God Has Set The Promise Of The Dawn

Depiction of Hugh’s gloomy life in “Life In The Iron Mills” speaks out for the lack of opportunities during the cognitive stages of the Industrial Revolution in the United States. It is impressive how Harding, being from a well to do middle class family, writes with such insight on the poor conditions of the labor class; the tone of dialogue is significantly different for the three prosperous men and the working class men.

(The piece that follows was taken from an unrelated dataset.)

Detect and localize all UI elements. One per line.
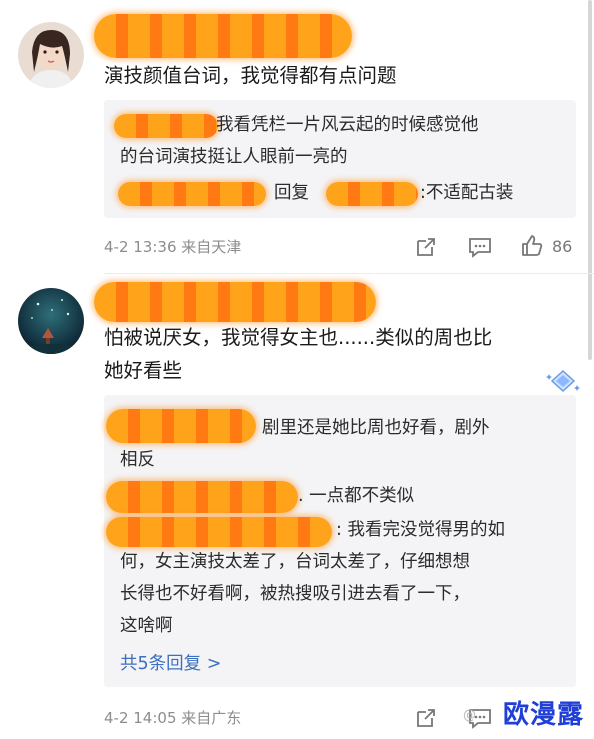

Every person strives, given the prospect to improve their socio economic status. Due to high migration rates at the time, there was a huge supply of labor leading to lower wages and thus poor living standards. The story of Hugh is of an internal struggle. Hugh as an introvert and a social outcast is moved by the words of a well educated doctor who is impressed by his artwork. Hugh is frustrated by the fact that he doesn’t have money. Subsequently, he leaves his job at the iron mill in search of other opportunities as he believes he is capable of doing better. His decision to keep Mitchell’s wallet, leads to an unfair 19 years of imprisonment. After consecutively being unsuccessful to improve his conditions in jail he becomes mentally unstable and commits suicide.

The article portrays that the world is unfair as some people, such as young Kirby, are born with a silver spoon in their mouths while others have to struggle to improve their conditions. When provided with minimal opportunities, the lower class becomes a victim of an unjust society. In a capitalist market structure businessmen, in an effort to earn maximum profits, can become inconsiderate of the situation of the labor working for them. Similarly, the controversy of Sodexo’s employees being paid less, serves an example of how unreasonable society can be. The importance of employees at Emory’s dining halls should not be undermined. Arguably, what they are being paid is a minute amount of they deserve. The finishing statement of the essay intends to awaken the lower classes that God has promised a better future for them if they realize and revolt.

  1. I do agree with you that the lower class people are suppressed. In the text, one of the businessmen men tells the doctor to not give Hugh hope because his words could cause the workers to realize that they can protest and ask for a raise. The businessmen want to maximize profits for their our gain regardless if their workers are suffering unbaring conditions.

  2. I’m curious, Taimour, about why you chose the title that you did for this post. Do you see religion as being something that could help Hugh out?